Les commémorations passent inaperçues à Bouira
Longtemps leurrée par l'enseignement d'une histoire officielle imposée par la politique de la pensée unique, la génération post-indépendance, notamment la catégorie de jeunes nés depuis les années 1990, ne retient pas grand-chose de cette date historique qui a libéré le peuple du joug colonial et a scellé les idées fondatrices de la République algérienne.
Au même moment, les jeunes scolarisés observent quotidiennement à leur entrée et à leur sortie des établissements scolaires, l'action de hisser et de baisser l'emblème national, accompagnés de l'hymne national qui fuse des gorges des élèves ou d'une radio-cassette utilisé pour la circonstance.

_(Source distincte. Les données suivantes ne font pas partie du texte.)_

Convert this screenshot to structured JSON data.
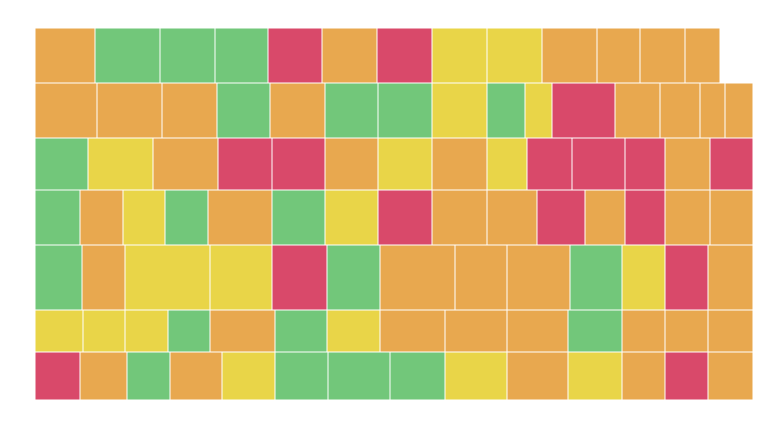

Un moment solennel et émouvant que tentent de faire respecter les directeurs par leurs élèves et les travailleurs, mais parfois et à la suite des événements qu'a vécus et vit encore le pays s'ajoutant à une réalité sociale et économique qui n'inspire pas confiance dans la tête des enfants, les mêmes responsables qui s'efforcent de respecter une note venue d'en haut, arrivent difficilement à créer le silence exigé par le rituel.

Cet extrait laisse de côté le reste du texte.